Durante os muitos anos da prolongada doença do reaccionário João Paulo I, foi Joseph Ratzinger quem cuidou dos negócios do Vaticano. Nessa época a pastoral da Igreja católica começou a mostrar-se ainda mais retrógrada e monolítica, a ponto de se pôr em bicos de pés para proibir o livro "O Código da Vinci"; não o conseguiu, mas impôs aos seus fieis que não o lessem – o que constituiu uma excelente publicidade para o livro, diga-se de passagem.
É esta personalidade que visita o Brasil, na dupla função de cobrador de impostos e zelador das virtudes no comportamento.
E a lógica das virtudes é, ainda, a do cifrão.
Como inquisidor, SS Bento XVI aproveitará para dar uns puxões de orelhas aos bispos da Conferência episcopal brasileira por não se terem empenhado para erradicar da comunicação social, da publicidade e das instituições o aconselhamento do uso do preservativo.
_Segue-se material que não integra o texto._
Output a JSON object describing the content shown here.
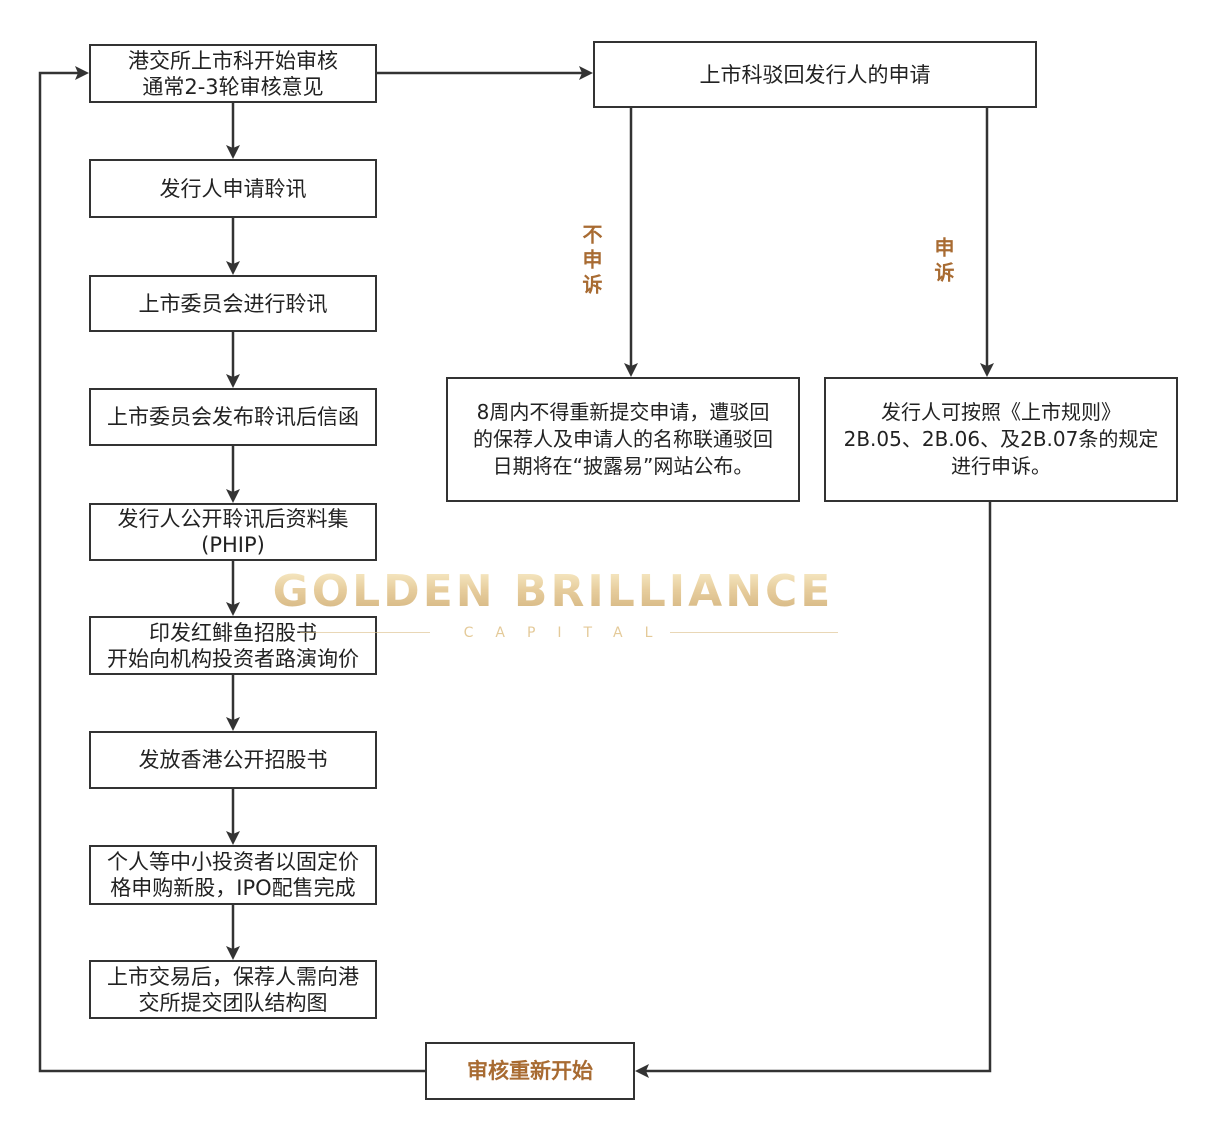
{
  "flow": {
    "steps": [
      {
        "lines": [
          "港交所上市科开始审核",
          "通常2-3轮审核意见"
        ]
      },
      {
        "lines": [
          "发行人申请聆讯"
        ]
      },
      {
        "lines": [
          "上市委员会进行聆讯"
        ]
      },
      {
        "lines": [
          "上市委员会发布聆讯后信函"
        ]
      },
      {
        "lines": [
          "发行人公开聆讯后资料集",
          "(PHIP)"
        ]
      },
      {
        "lines": [
          "印发红鲱鱼招股书",
          "开始向机构投资者路演询价"
        ]
      },
      {
        "lines": [
          "发放香港公开招股书"
        ]
      },
      {
        "lines": [
          "个人等中小投资者以固定价",
          "格申购新股，IPO配售完成"
        ]
      },
      {
        "lines": [
          "上市交易后，保荐人需向港",
          "交所提交团队结构图"
        ]
      }
    ]
  },
  "rejection": {
    "title": "上市科驳回发行人的申请",
    "no_appeal": {
      "label": "不申诉",
      "lines": [
        "8周内不得重新提交申请，遭驳回",
        "的保荐人及申请人的名称联通驳回",
        "日期将在“披露易”网站公布。"
      ]
    },
    "appeal": {
      "label": "申诉",
      "lines": [
        "发行人可按照《上市规则》",
        "2B.05、2B.06、及2B.07条的规定",
        "进行申诉。"
      ]
    }
  },
  "restart": {
    "label": "审核重新开始"
  },
  "watermark": {
    "brand": "GOLDEN BRILLIANCE",
    "sub": "CAPITAL"
  },
  "colors": {
    "line": "#333333",
    "text": "#222222",
    "accent": "#a86b32",
    "watermark_gold": "#d4aa5c",
    "background": "#ffffff"
  }
}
Num país de grande liberalidade sexual como é o Brasil, onde o deboche tem a sua prática permitida (quando não mesmo subrrepticiamente estimulada) em época própria, o Carnaval, a "camisinha" é o veículo para uma desestruturação familiar ainda maior do que a que já existia.
Bento XVI não concebe a Família fora dos padrões da família nuclear, una e indivisível, mesmo que todos andem ao tabefe dentro de casa. Não só não aceita como condena segundos casamentos (terceiros e quartos, impensáveis, são obra demoníaca). Não só não aceita como condena famílias homossexuais, e de forma muito particular, com filhos.
Por tudo isto as famílias não canónicas se afastaram de uma Igreja que as escorraçou, que não as quis compreender e integrar, que as estigmatizou e rotulou perante o mundo, o mundo que começa no bairro onde se vive.
Tais famílias marginalizadas deixaram de pagar o dízimo, e de fornecer vocações para os seminários – locais de formação de futuros cobradores de dízimo por delegação.
Esta é a outra vertente das preocupações financeiras de Ratzinger.
Esta é outra das razões da visita papal ao Brasil.
Mensagens novas Bento XVI não apresentará, já porque não as tem, já porque esse não é o seu objectivo na viagem.
Ao que se diz, vai canonizar um santo brasileiro.
Folclore.
Mas que mais se poderia esperar de um chefe de uma Igreja que há muito cultiva o ritual por não ser capaz de – ou não querer – coerentemente, com resultados práticos, se colocar ao lado dos tristes e infelizes contra a arrogância das injustiças?